Víctor Basadre

Personal information
- Full name: Víctor Manuel Basadre Orozco
- Date of birth: 16 February 1970 (age 56)
- Place of birth: Lugo, Spain

Team information
- Current team: Eldense B (manager)

Senior career*
- Years: Team / Apps / (Gls)
- Comercial-Estudiantes

Managerial career
- 1989–1991: Comercial-Estudiantes
- 1991–1992: Castroverde
- 1992–1993: Quiroga
- 1993–1994: Mérida (assistant)
- 1995–1996: Xove Lago
- 1996–1997: Mindoniense
- 1997–1998: Murcia (assistant)
- 1998–1999: Murcia B
- 1999–2000: As Pontes
- 2001: Lugo
- 2003–2005: Noja
- 2005–2006: Caravaca
- 2006–2007: Lorca Deportiva (assistant)
- 2007: Lorca Deportiva
- 2008–2009: Murcia Deportivo
- 2010–2011: Puente Tocinos
- 2011–2012: Murcia (youth)
- 2012–2013: Cieza (youth)
- 2013–2014: UCAM Murcia (youth)
- 2015–2017: Cartagena B
- 2017–2018: Murcia B
- 2017: Murcia (interim)
- 2019–2020: Volos (assistant)
- 2019–2020: Volos (interim)
- 2020: Formentera
- 2021–2022: Sūduva
- 2022: Spartaks Jūrmala
- 2023: Doxa Katokopias
- 2023: Linense
- 2023–2025: Puebla de Soto (youth)
- 2024: Melilla
- 2025: Beroe Stara Zagora
- 2026–: Eldense B

= Víctor Basadre =

Spanish football manager (born 1970)

Víctor Manuel Basadre Orozco (born 16 February 1970) is a Spanish football manager, currently in charge of CD Eldense B.

==Career==
Basadre was born in Lugo, Galicia, and after a footballing career at SG Comercial-Estudiantes he began his managerial career with clubs in his native region. In 1997, he joined Real Murcia as Vicente Campillo's assistant, and was appointed as the reserves' manager in the following year.

Basadre subsequently returned to his native Galicia, managing CD As Pontes and CD Lugo and being sacked from the latter on 19 September 2001. After spells at SD Noja and Caravaca CF, he joined Lorca Deportiva CF as an assistant in 2006, being named manager of the latter on 7 March 2007.

On 17 July 2009, after a spell at Murcia Deportivo CF, Basadre was named in Unai Emery's staff at Valencia CF. On 8 July 2011, after a season at FC Puente Tocinos, he was appointed at the helm of Murcia's Juvenil C squad.

After being in charge of the Juvenil sides of CD Cieza and UCAM Murcia CF, Basadre returned to a senior team in 2015, being in charge of newly-established FC Cartagena B. On 12 May 2017, he was dismissed from the side after it was revealed that he had agreed to a deal back at Murcia's B-team.

On 2 October 2017, Basadre was named interim manager of Murcia, replacing Manolo Sanlúcar. He returned to his previous role after the arrival of José María Salmerón, before being replaced by Javi Motos the following June.

In 2019, Basadre moved abroad for the first time in his career, being an assistant of Juan Ferrando at Greek side Volos FC. He became an interim in December of that year, after Ferrando was unavailable due to an illness, but the duo were replaced by compatriot Alberto Gallego on 5 January 2020.
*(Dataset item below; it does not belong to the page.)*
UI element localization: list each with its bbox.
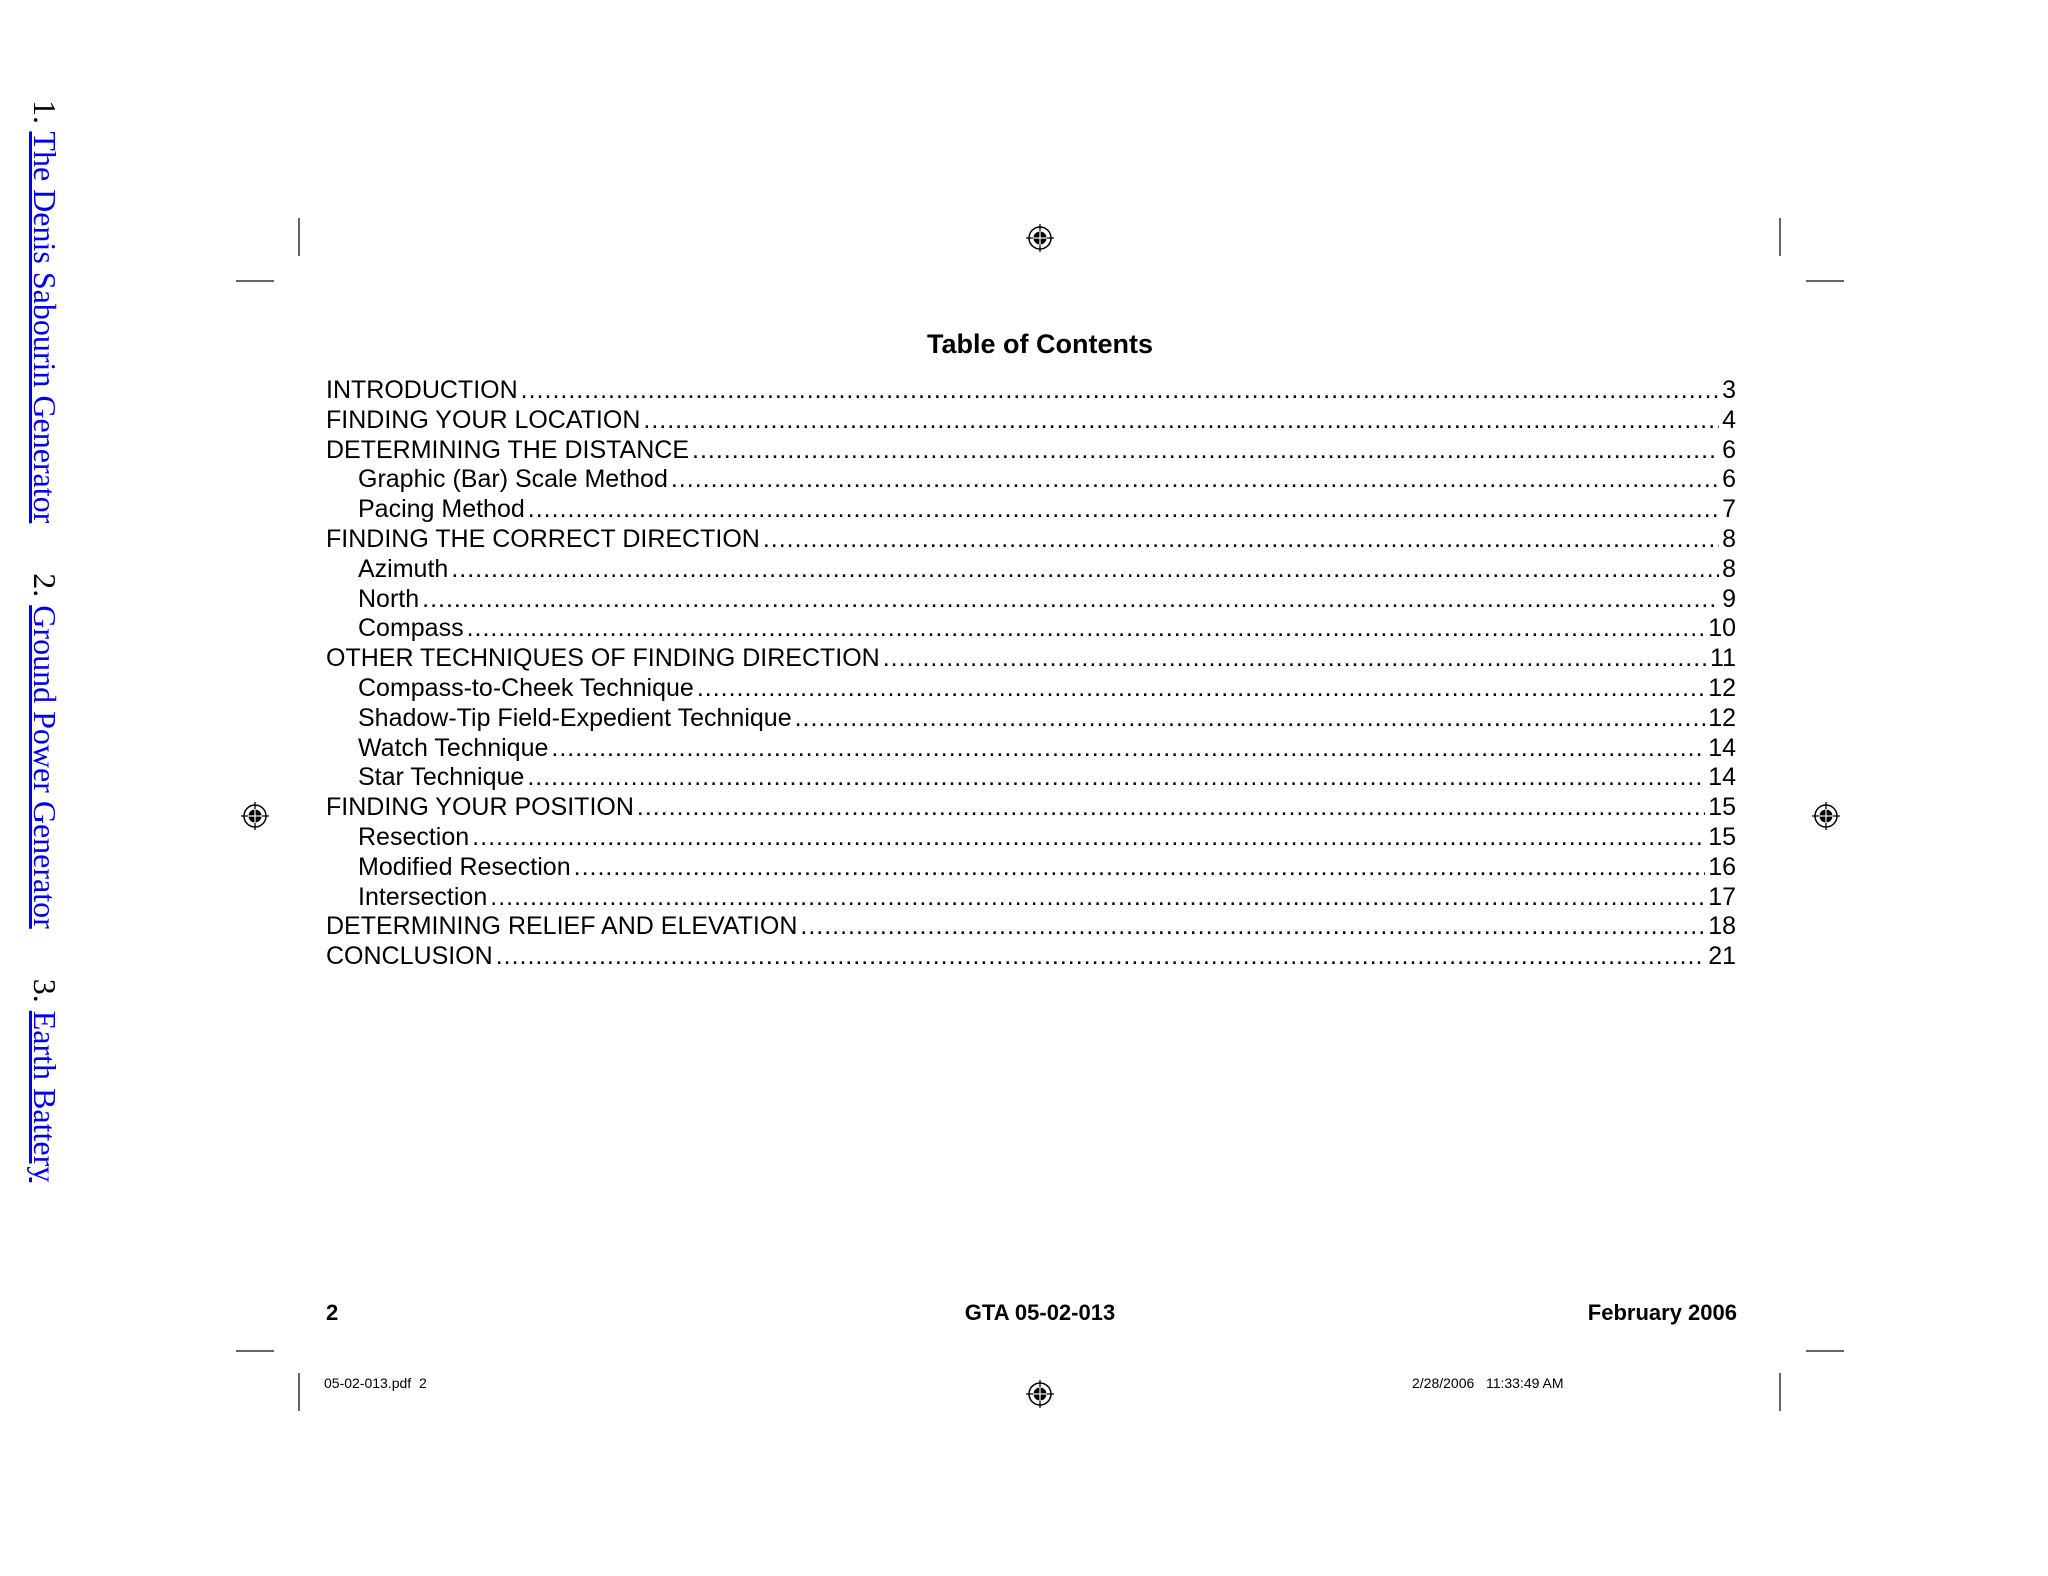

On 26 February 2020, Basadre returned to his home country after being named at the helm of SD Formentera in the Tercera División. He left on 24 May, before taking over FK Sūduva in Lithuania on 5 January 2021.

Sacked on 4 April 2022, Basadre switched teams and countries again in July, taking over FK Spartaks Jūrmala in Latvia. On 13 October, he was dismissed from the latter side, and moved to Doxa Katokopias FC in Cyprus on 13 January 2023, but only lasted ten days on the role.

On 11 April 2023, Basadre returned to Spain after being appointed manager of Real Balompédica Linense in the Primera Federación. He left after suffering relegation, and subsequently joined CD Puebla de Soto in September, as manager of the Infantil B squad while also acting as youth coordinator.

On 5 March 2024, Basadre was named in charge of UD Melilla also in division three, but was again unable to prevent relegation. He subsequently returned to his previous club Puebla, before taking over Bulgarian side PFC Beroe Stara Zagora in July 2025.

Dismissed by Beroe after just six matches in September 2025, Basadre spent nearly a year without a club before taking over another reserve team, CD Eldense B in Tercera Federación, on 14 July 2026.